Despite the electronic amendment’s existence for nearly 10 years, Ms. Savage said she frequently hears from patients about the difficulty of obtaining health information and the extended time and high cost that come with requests.
“[Providing health information to patients] is an obligation,” Ms. Savage stressed. “A 21st century physician might want to be thinking about how to build on that obligation to really engage their patients in a partnership of care. If you give the patient the data, they can actually become a more valuable [participant] with you and engage in self-management.”
More information on HITECH and giving patients access to protected health information can be found here.
Truth: HIPAA is flexible and can adapt to newer technology more easily than many people think, Mr. Fisher says.
“[There is the perception] that HIPAA is archaic and does not fit with modern technology,” he said. “There are a lot of misplaced fears that digital tools cannot satisfy security requirements or will place data where they should not go.”

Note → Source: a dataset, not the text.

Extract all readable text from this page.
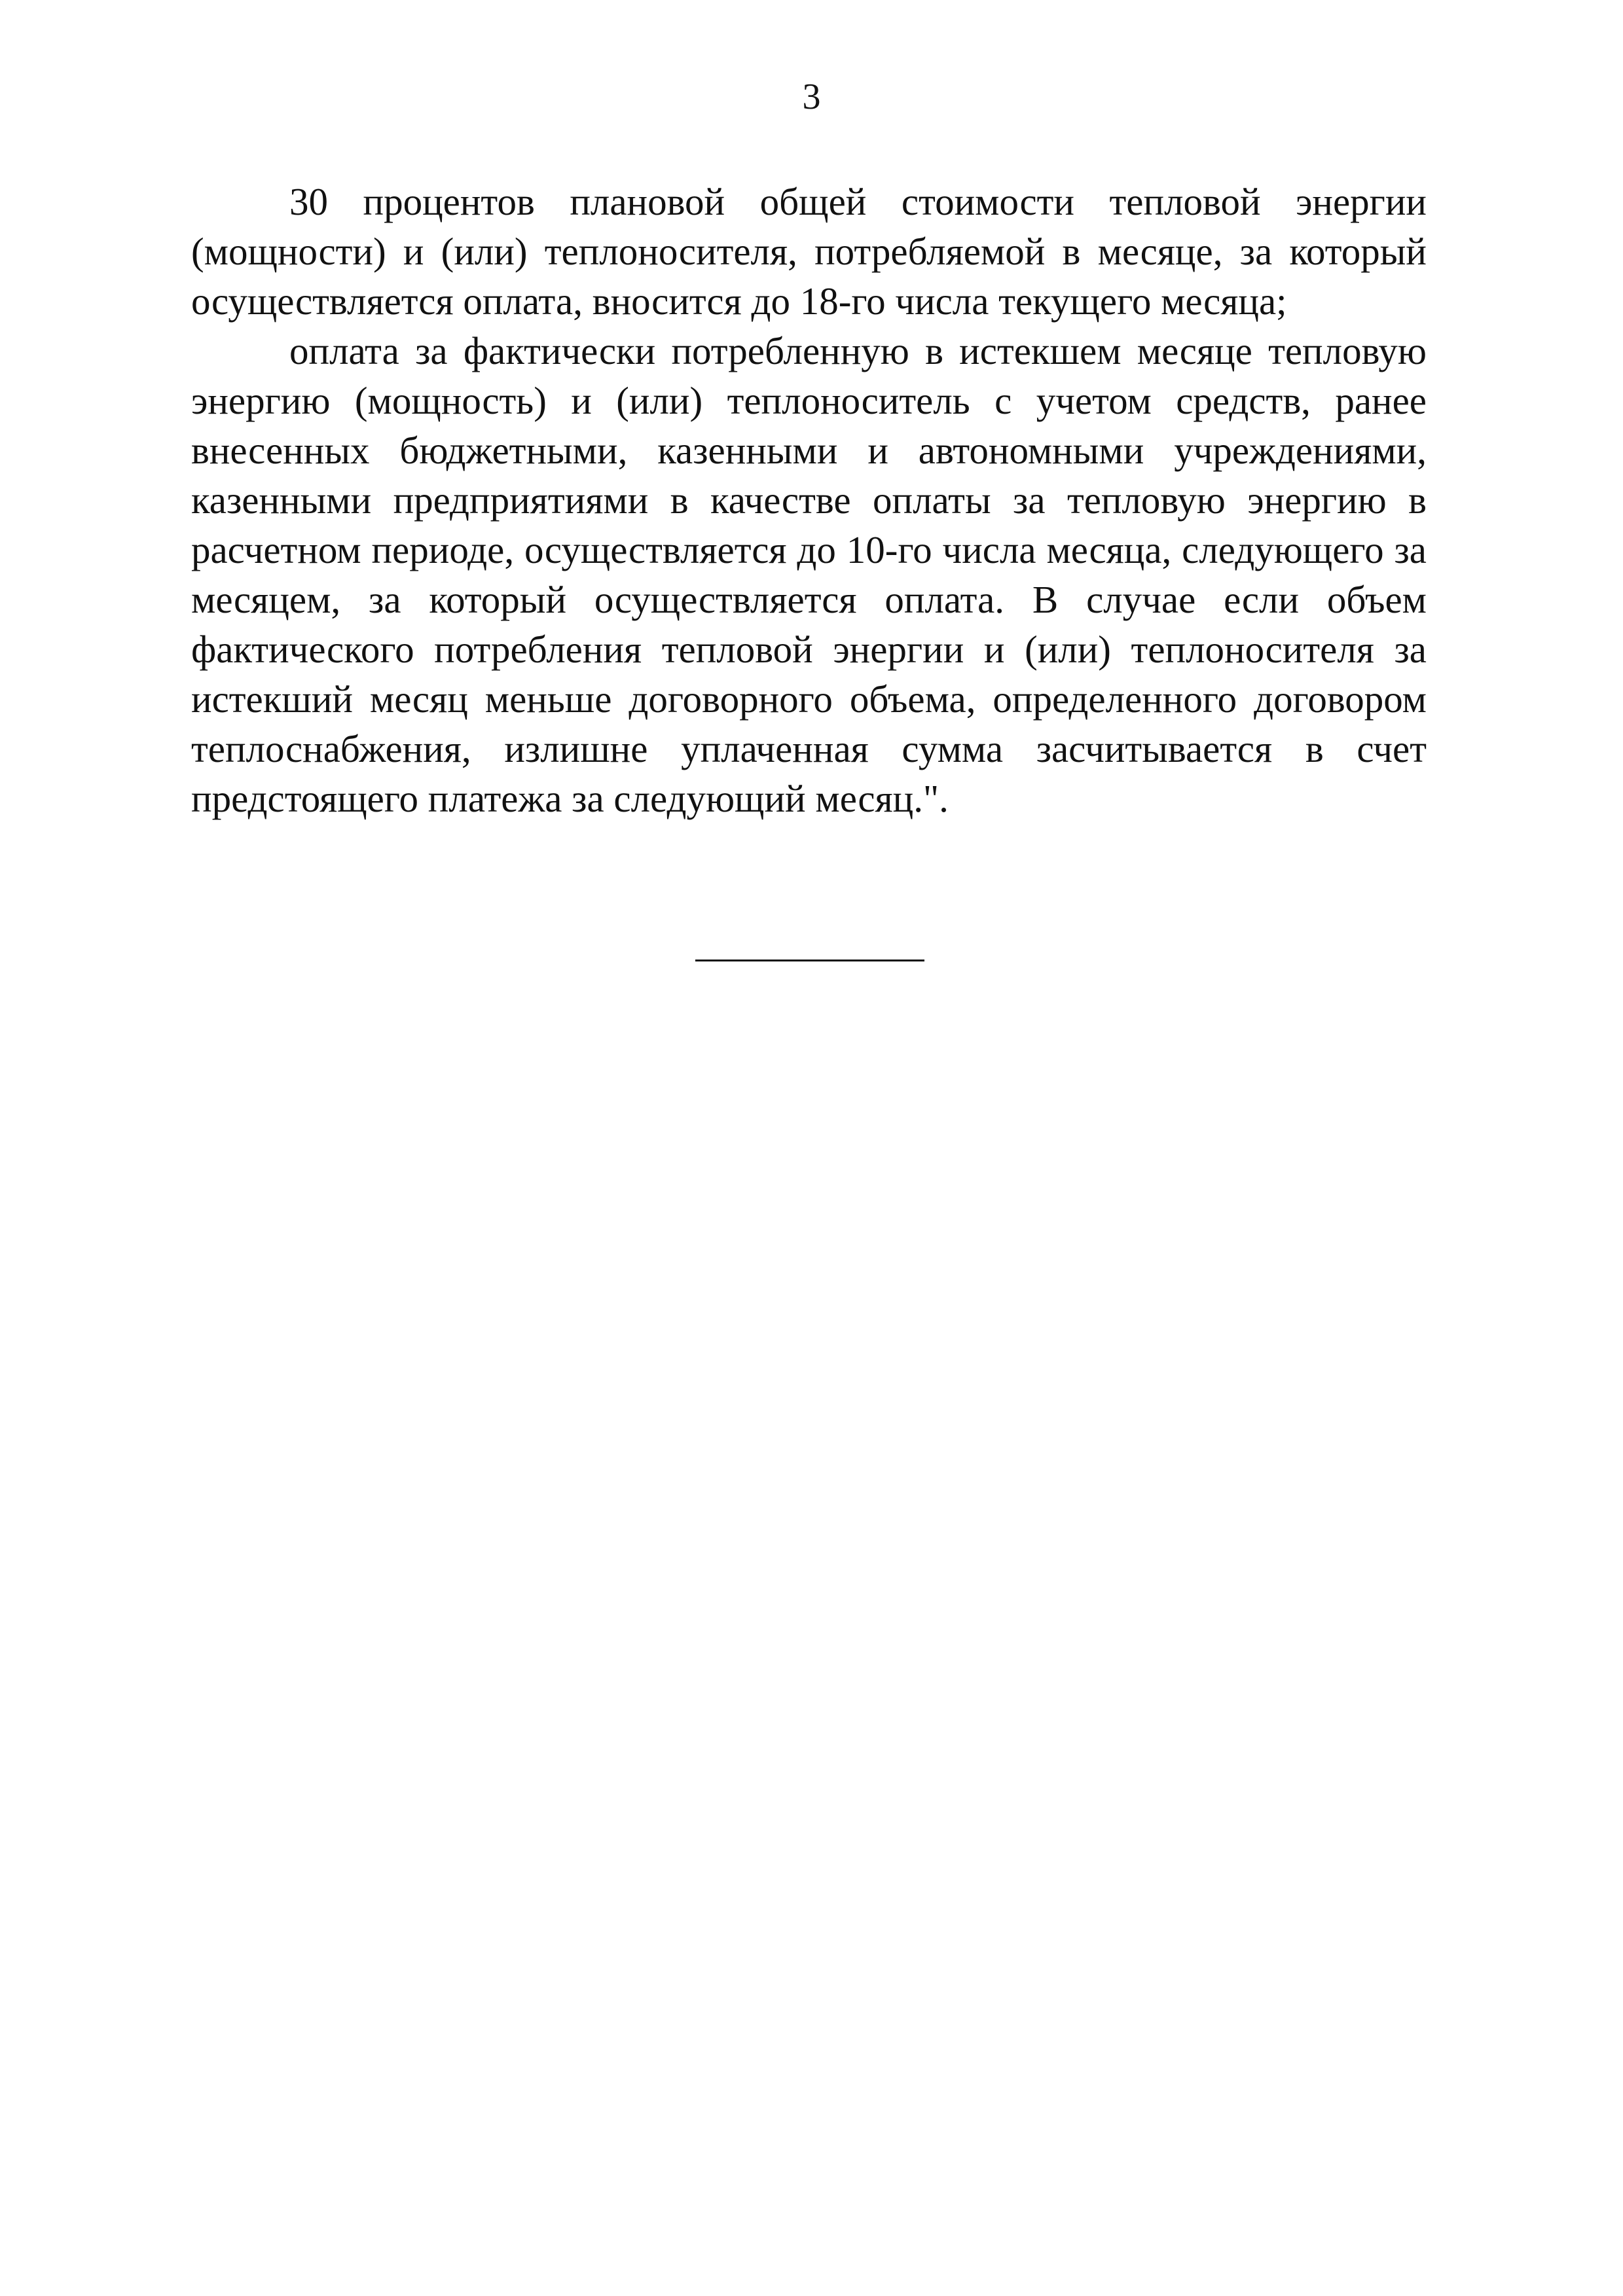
3

30 процентов плановой общей стоимости тепловой энергии (мощности) и (или) теплоносителя, потребляемой в месяце, за который осуществляется оплата, вносится до 18-го числа текущего месяца;

оплата за фактически потребленную в истекшем месяце тепловую энергию (мощность) и (или) теплоноситель с учетом средств, ранее внесенных бюджетными, казенными и автономными учреждениями, казенными предприятиями в качестве оплаты за тепловую энергию в расчетном периоде, осуществляется до 10-го числа месяца, следующего за месяцем, за который осуществляется оплата. В случае если объем фактического потребления тепловой энергии и (или) теплоносителя за истекший месяц меньше договорного объема, определенного договором теплоснабжения, излишне уплаченная сумма засчитывается в счет предстоящего платежа за следующий месяц.".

In actuality, many health care applications enable doctors to satisfy HIPAA requirements, while using updated technology. Secure email to send patients messages is one example, he said, as well as secure text messaging between providers.
At the same time, new technology can often assist health care privacy and advance security, Mr. Fisher noted. Technology solutions frequently automate routine tasks, such as auditing. Tools like machine learning and artificial intelligence can enhance security and catch up with attacker intelligence, he added.
“Technology should be viewed as a means of enhancing and expanding capabilities,” he said. “Using the auditing example, an individual really cannot adequately review all records or access points, but a program may be able to do so and begin to identify small trends that represent a security concern. From this perspective, the technology, as indicated, is about enhancing what can be done.”